En 2026, je vais régler le problème de la démographie mā’ohi. Les vahine nous donnent de moins en moins d’enfants. Certains mettent en cause une baisse de la virilité masculine ! Conneries ! D’autres accusent l’alimentation fournie par les fastfood. Il est sûr qu’après avoir ingéré un volumineux burger, la libido se met aux abonnés absents. Mais la véritable raison, c’est que les vahine ont bien compris que leur rejeton aura du mal à trouver un emploi le temps venu, la faute à tous les descendants de colons qui affluent chez nous pour prendre les emplois. Aussi, vais-je intensifier la lutte contre l’immigration pour redonner de l’espoir aux jeunes parents.
Hier, j’ai acheté une boîte de punu puatoro pour le chat de ma petite-fille. La commerçante m’a dit le plus grand bien des travaux entrepris pour faciliter l’accès aux plages. J’ai vu en elle les qualités que devraient avoir toutes les vahine.
Alors que l’heure approche qui va nous faire basculer dans une nouvelle année, je tiens à souhaiter à tous les Mā’ohi une excellente année 2026. Pourtant j’avais hésité à exprimer ce type de vœux, puisque grâce à la politique que je mène, l’année ne peut qu’être bonne. Mais il faut de temps en temps respecter les traditions. Quant à tous les non-Mā’ohi, je souhaite, comme vous, que 2026 soit la dernière année qu’ils passent au Fenua.

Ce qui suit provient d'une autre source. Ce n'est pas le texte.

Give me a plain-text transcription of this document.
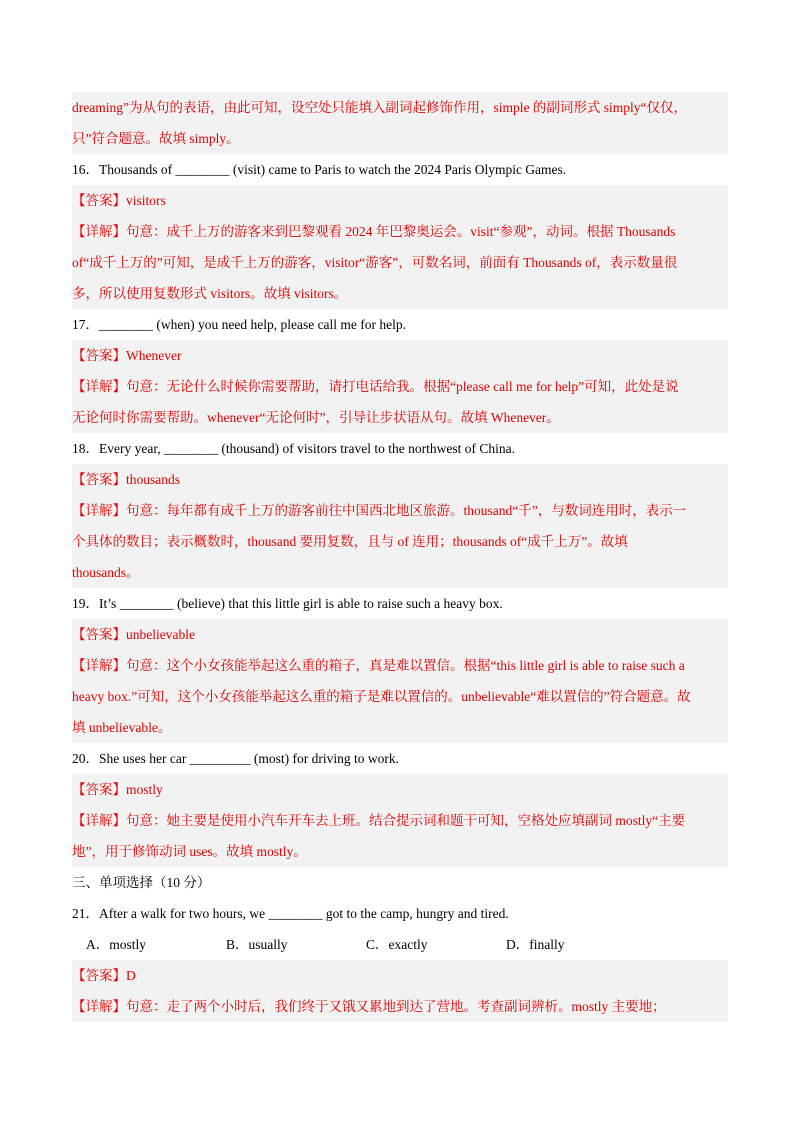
dreaming”为从句的表语，由此可知，设空处只能填入副词起修饰作用，simple 的副词形式 simply“仅仅，
只”符合题意。故填 simply。
16．Thousands of ________ (visit) came to Paris to watch the 2024 Paris Olympic Games.
【答案】visitors
【详解】句意：成千上万的游客来到巴黎观看 2024 年巴黎奥运会。visit“参观”，动词。根据 Thousands
of“成千上万的”可知，是成千上万的游客，visitor“游客”，可数名词，前面有 Thousands of，表示数量很
多，所以使用复数形式 visitors。故填 visitors。
17．________ (when) you need help, please call me for help.
【答案】Whenever
【详解】句意：无论什么时候你需要帮助，请打电话给我。根据“please call me for help”可知，此处是说
无论何时你需要帮助。whenever“无论何时”，引导让步状语从句。故填 Whenever。
18．Every year, ________ (thousand) of visitors travel to the northwest of China.
【答案】thousands
【详解】句意：每年都有成千上万的游客前往中国西北地区旅游。thousand“千”，与数词连用时，表示一
个具体的数目；表示概数时，thousand 要用复数，且与 of 连用；thousands of“成千上万”。故填
thousands。
19．It’s ________ (believe) that this little girl is able to raise such a heavy box.
【答案】unbelievable
【详解】句意：这个小女孩能举起这么重的箱子，真是难以置信。根据“this little girl is able to raise such a
heavy box.”可知，这个小女孩能举起这么重的箱子是难以置信的。unbelievable“难以置信的”符合题意。故
填 unbelievable。
20．She uses her car _________ (most) for driving to work.
【答案】mostly
【详解】句意：她主要是使用小汽车开车去上班。结合提示词和题干可知，空格处应填副词 mostly“主要
地”，用于修饰动词 uses。故填 mostly。
三、单项选择（10 分）
21．After a walk for two hours, we ________ got to the camp, hungry and tired.
A．mostly	B．usually	C．exactly	D．finally
【答案】D
【详解】句意：走了两个小时后，我们终于又饿又累地到达了营地。考查副词辨析。mostly 主要地；
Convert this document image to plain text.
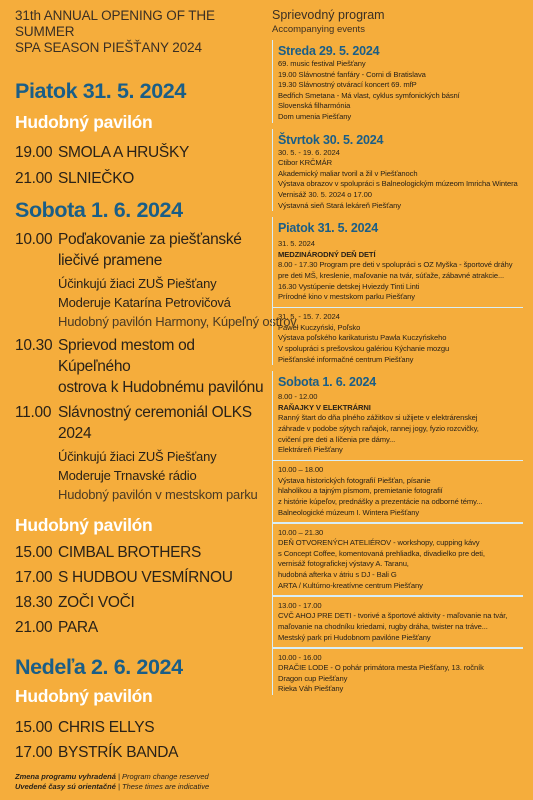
31th ANNUAL OPENING OF THE SUMMER
SPA SEASON PIEŠŤANY 2024
Piatok 31. 5. 2024
Hudobný pavilón
19.00 SMOLA A HRUŠKY
21.00 SLNIEČKO
Sobota 1. 6. 2024
10.00 Poďakovanie za piešťanské
liečivé pramene
Účinkujú žiaci ZUŠ Piešťany
Moderuje Katarína Petrovičová
Hudobný pavilón Harmony, Kúpeľný ostrov
10.30 Sprievod mestom od Kúpeľného
ostrova k Hudobnému pavilónu
11.00 Slávnostný ceremoniál OLKS 2024
Účinkujú žiaci ZUŠ Piešťany
Moderuje Trnavské rádio
Hudobný pavilón v mestskom parku
Hudobný pavilón
15.00 CIMBAL BROTHERS
17.00 S HUDBOU VESMÍRNOU
18.30 ZOČI VOČI
21.00 PARA
Nedeľa 2. 6. 2024
Hudobný pavilón
15.00 CHRIS ELLYS
17.00 BYSTRÍK BANDA
Zmena programu vyhradená | Program change reserved
Uvedené časy sú orientačné | These times are indicative
Sprievodný program
Accompanying events
Streda 29. 5. 2024
69. music festival Piešťany
19.00 Slávnostné fanfáry - Corni di Bratislava
19.30 Slávnostný otvárací koncert 69. mfP
Bedřich Smetana - Má vlast, cyklus symfonických básní
Slovenská filharmónia
Dom umenia Piešťany
Štvrtok 30. 5. 2024
30. 5. - 19. 6. 2024
Ctibor KRČMÁR
Akademický maliar tvoril a žil v Piešťanoch
Výstava obrazov v spolupráci s Balneologickým múzeom Imricha Wintera
Vernisáž 30. 5. 2024 o 17.00
Výstavná sieň Stará lekáreň Piešťany
Piatok 31. 5. 2024
31. 5. 2024
MEDZINÁRODNÝ DEŇ DETÍ
8.00 - 17.30 Program pre deti v spolupráci s OZ Myška - športové dráhy
pre deti MŠ, kreslenie, maľovanie na tvár, súťaže, zábavné atrakcie...
16.30 Vystúpenie detskej Hviezdy Tinti Linti
Prírodné kino v mestskom parku Piešťany
31. 5. - 15. 7. 2024
Paweł Kuczyński, Poľsko
Výstava poľského karikaturistu Pawla Kuczyńskeho
V spolupráci s prešovskou galériou Kýchanie mozgu
Piešťanské informačné centrum Piešťany
Sobota 1. 6. 2024
8.00 - 12.00
RAŇAJKY V ELEKTRÁRNI
Ranný štart do dňa plného zážitkov si užijete v elektrárenskej
záhrade v podobe sýtych raňajok, rannej jogy, fyzio rozcvičky,
cvičení pre deti a líčenia pre dámy...
Elektráreň Piešťany
10.00 – 18.00
Výstava historických fotografií Piešťan, písanie
hlaholikou a tajným písmom, premietanie fotografií
z histórie kúpeľov, prednášky a prezentácie na odborné témy...
Balneologické múzeum I. Wintera Piešťany
10.00 – 21.30
DEŇ OTVORENÝCH ATELIÉROV - workshopy, cupping kávy
s Concept Coffee, komentovaná prehliadka, divadielko pre deti,
vernisáž fotografickej výstavy A. Taranu,
hudobná afterka v átriu s DJ - Bali G
ARTA / Kultúrno-kreatívne centrum Piešťany
13.00 - 17.00
CVČ AHOJ PRE DETI - tvorivé a športové aktivity - maľovanie na tvár,
maľovanie na chodníku kriedami, rugby dráha, twister na tráve...
Mestský park pri Hudobnom pavilóne Piešťany
10.00 - 16.00
DRAČIE LODE - O pohár primátora mesta Piešťany, 13. ročník
Dragon cup Piešťany
Rieka Váh Piešťany
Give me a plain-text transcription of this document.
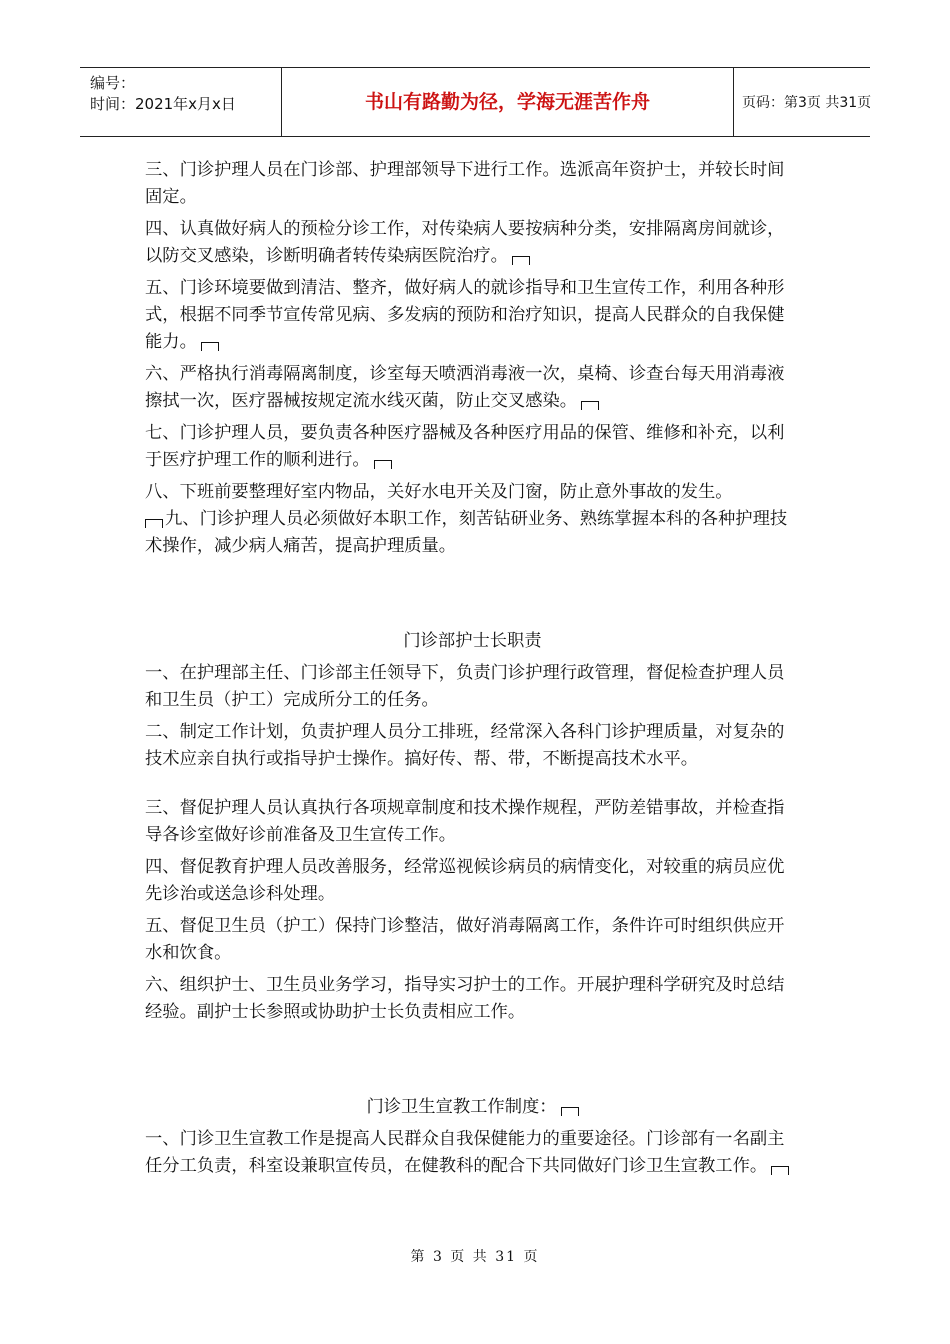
编号：
时间：2021年x月x日	书山有路勤为径，学海无涯苦作舟	页码：第3页 共31页

三、门诊护理人员在门诊部、护理部领导下进行工作。选派高年资护士，并较长时间固定。

四、认真做好病人的预检分诊工作，对传染病人要按病种分类，安排隔离房间就诊，以防交叉感染，诊断明确者转传染病医院治疗。

五、门诊环境要做到清洁、整齐，做好病人的就诊指导和卫生宣传工作，利用各种形式，根据不同季节宣传常见病、多发病的预防和治疗知识，提高人民群众的自我保健能力。

六、严格执行消毒隔离制度，诊室每天喷洒消毒液一次，桌椅、诊查台每天用消毒液擦拭一次，医疗器械按规定流水线灭菌，防止交叉感染。

七、门诊护理人员，要负责各种医疗器械及各种医疗用品的保管、维修和补充，以利于医疗护理工作的顺利进行。

八、下班前要整理好室内物品，关好水电开关及门窗，防止意外事故的发生。

九、门诊护理人员必须做好本职工作，刻苦钻研业务、熟练掌握本科的各种护理技术操作，减少病人痛苦，提高护理质量。

门诊部护士长职责

一、在护理部主任、门诊部主任领导下，负责门诊护理行政管理，督促检查护理人员和卫生员（护工）完成所分工的任务。

二、制定工作计划，负责护理人员分工排班，经常深入各科门诊护理质量，对复杂的技术应亲自执行或指导护士操作。搞好传、帮、带，不断提高技术水平。

三、督促护理人员认真执行各项规章制度和技术操作规程，严防差错事故，并检查指导各诊室做好诊前准备及卫生宣传工作。

四、督促教育护理人员改善服务，经常巡视候诊病员的病情变化，对较重的病员应优先诊治或送急诊科处理。

五、督促卫生员（护工）保持门诊整洁，做好消毒隔离工作，条件许可时组织供应开水和饮食。

六、组织护士、卫生员业务学习，指导实习护士的工作。开展护理科学研究及时总结经验。副护士长参照或协助护士长负责相应工作。

门诊卫生宣教工作制度：

一、门诊卫生宣教工作是提高人民群众自我保健能力的重要途径。门诊部有一名副主任分工负责，科室设兼职宣传员，在健教科的配合下共同做好门诊卫生宣教工作。

第 3 页 共 31 页
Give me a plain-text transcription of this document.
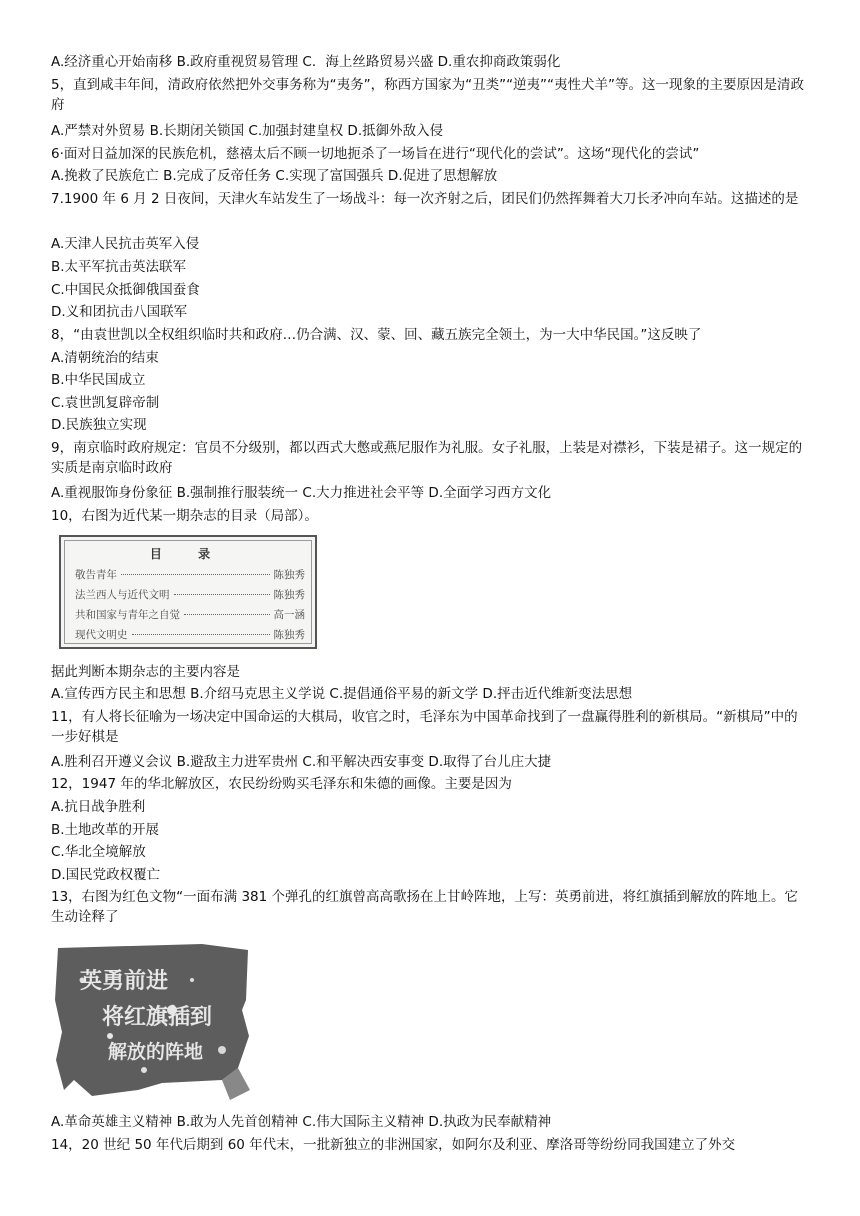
A.经济重心开始南移 B.政府重视贸易管理 C．海上丝路贸易兴盛 D.重农抑商政策弱化
5，直到咸丰年间，清政府依然把外交事务称为“夷务”，称西方国家为“丑类”“逆夷”“夷性犬羊”等。这一现象的主要原因是清政府
A.严禁对外贸易 B.长期闭关锁国 C.加强封建皇权 D.抵御外敌入侵
6·面对日益加深的民族危机，慈禧太后不顾一切地扼杀了一场旨在进行“现代化的尝试”。这场“现代化的尝试”
A.挽救了民族危亡 B.完成了反帝任务 C.实现了富国强兵 D.促进了思想解放
7.1900 年 6 月 2 日夜间，天津火车站发生了一场战斗：每一次齐射之后，团民们仍然挥舞着大刀长矛冲向车站。这描述的是
A.天津人民抗击英军入侵
B.太平军抗击英法联军
C.中国民众抵御俄国蚕食
D.义和团抗击八国联军
8，“由袁世凯以全权组织临时共和政府…仍合满、汉、蒙、回、藏五族完全领土，为一大中华民国。”这反映了
A.清朝统治的结束
B.中华民国成立
C.袁世凯复辟帝制
D.民族独立实现
9，南京临时政府规定：官员不分级别，都以西式大憋或燕尼服作为礼服。女子礼服，上装是对襟衫，下装是裙子。这一规定的实质是南京临时政府
A.重视服饰身份象征 B.强制推行服装统一 C.大力推进社会平等 D.全面学习西方文化
10，右图为近代某一期杂志的目录（局部）。
目 录
敬告青年	陈独秀
法兰西人与近代文明	陈独秀
共和国家与青年之自觉	高一涵
现代文明史	陈独秀
据此判断本期杂志的主要内容是
A.宣传西方民主和思想 B.介绍马克思主义学说 C.提倡通俗平易的新文学 D.抨击近代维新变法思想
11，有人将长征喻为一场决定中国命运的大棋局，收官之时，毛泽东为中国革命找到了一盘赢得胜利的新棋局。“新棋局”中的一步好棋是
A.胜利召开遵义会议 B.避敌主力进军贵州 C.和平解决西安事变 D.取得了台儿庄大捷
12，1947 年的华北解放区，农民纷纷购买毛泽东和朱德的画像。主要是因为
A.抗日战争胜利
B.土地改革的开展
C.华北全境解放
D.国民党政权覆亡
13，右图为红色文物“一面布满 381 个弹孔的红旗曾高高歌扬在上甘岭阵地，上写：英勇前进，将红旗插到解放的阵地上。它生动诠释了
英勇前进
将红旗插到
解放的阵地
A.革命英雄主义精神 B.敢为人先首创精神 C.伟大国际主义精神 D.执政为民奉献精神
14，20 世纪 50 年代后期到 60 年代末，一批新独立的非洲国家，如阿尔及利亚、摩洛哥等纷纷同我国建立了外交
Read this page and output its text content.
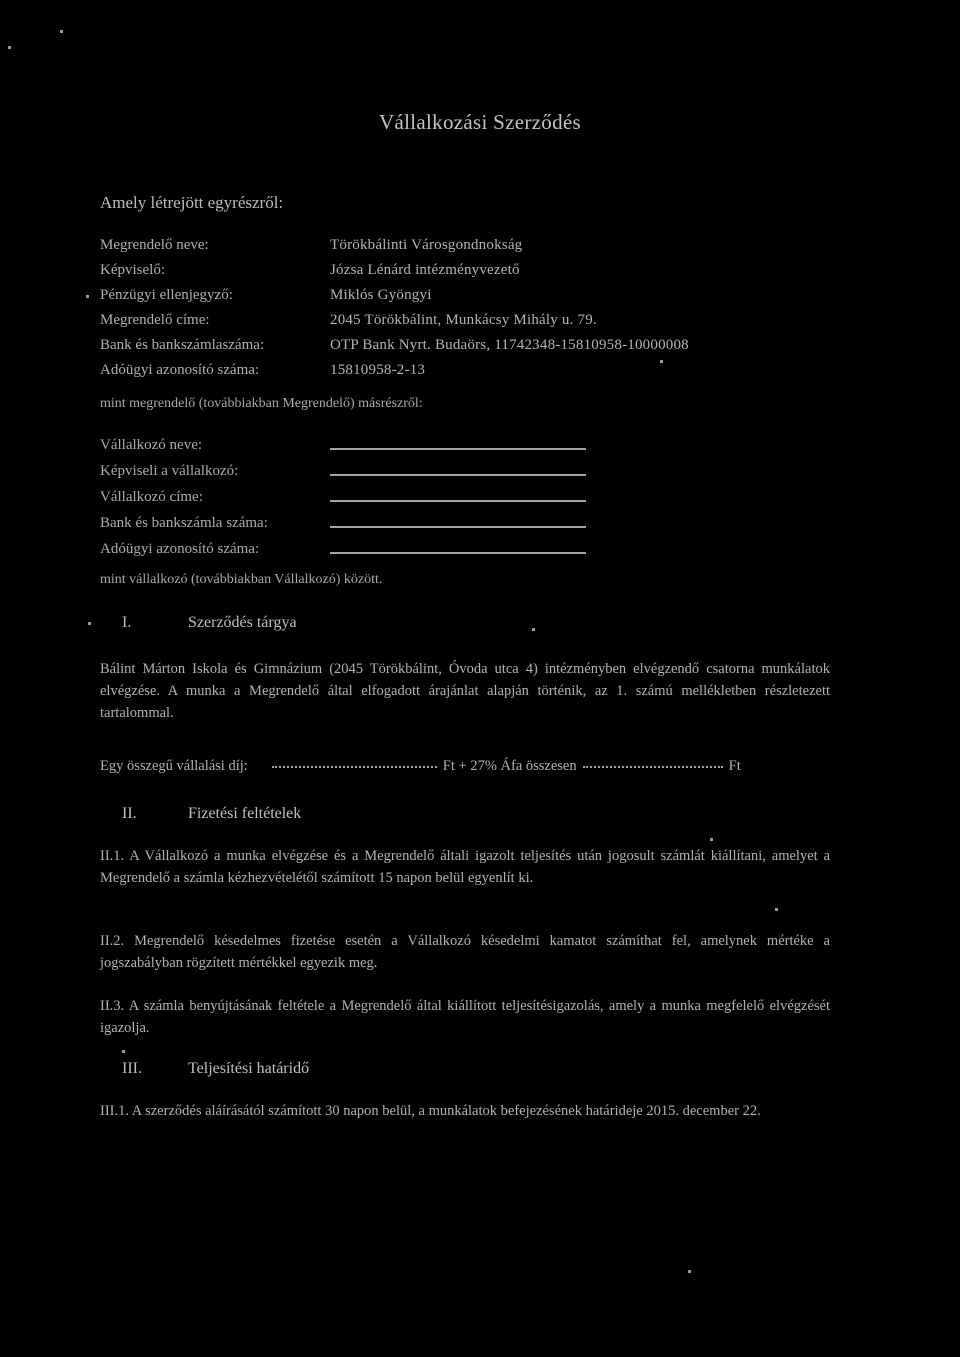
Vállalkozási Szerződés
Amely létrejött egyrészről:
Megrendelő neve:	Törökbálinti Városgondnokság
Képviselő:	Józsa Lénárd intézményvezető
Pénzügyi ellenjegyző:	Miklós Gyöngyi
Megrendelő címe:	2045 Törökbálint, Munkácsy Mihály u. 79.
Bank és bankszámlaszáma:	OTP Bank Nyrt. Budaörs, 11742348-15810958-10000008
Adóügyi azonosító száma:	15810958-2-13
mint megrendelő (továbbiakban Megrendelő) másrészről:
Vállalkozó neve:
Képviseli a vállalkozó:
Vállalkozó címe:
Bank és bankszámla száma:
Adóügyi azonosító száma:
mint vállalkozó (továbbiakban Vállalkozó) között.
I.	Szerződés tárgya
Bálint Márton Iskola és Gimnázium (2045 Törökbálint, Óvoda utca 4) intézményben elvégzendő csatorna munkálatok elvégzése. A munka a Megrendelő által elfogadott árajánlat alapján történik, az 1. számú mellékletben részletezett tartalommal.
Egy összegű vállalási díj:	Ft + 27% Áfa összesen	Ft
II.	Fizetési feltételek
II.1. A Vállalkozó a munka elvégzése és a Megrendelő általi igazolt teljesítés után jogosult számlát kiállítani, amelyet a Megrendelő a számla kézhezvételétől számított 15 napon belül egyenlít ki.
II.2. Megrendelő késedelmes fizetése esetén a Vállalkozó késedelmi kamatot számíthat fel, amelynek mértéke a jogszabályban rögzített mértékkel egyezik meg.
II.3. A számla benyújtásának feltétele a Megrendelő által kiállított teljesítésigazolás, amely a munka megfelelő elvégzését igazolja.
III.	Teljesítési határidő
III.1. A szerződés aláírásától számított 30 napon belül, a munkálatok befejezésének határideje 2015. december 22.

Nous allons connaître bientôt un Fenua tel qu’il était autrefois avant que de grands bateaux ne viennent apporter la désolation chez nous. Vous aurez compris que bientôt nous n’aurons plus besoin de vaccins, d’automobiles, de smartphones et de champagne quand le Fenua sera redevenu grand.
Donc, excellente année 2026, y compris pour la vermine qui ne comprend toujours pas ma politique.
Ce soir, je rentre à la maison à pied, ce sera bon pour ma santé ».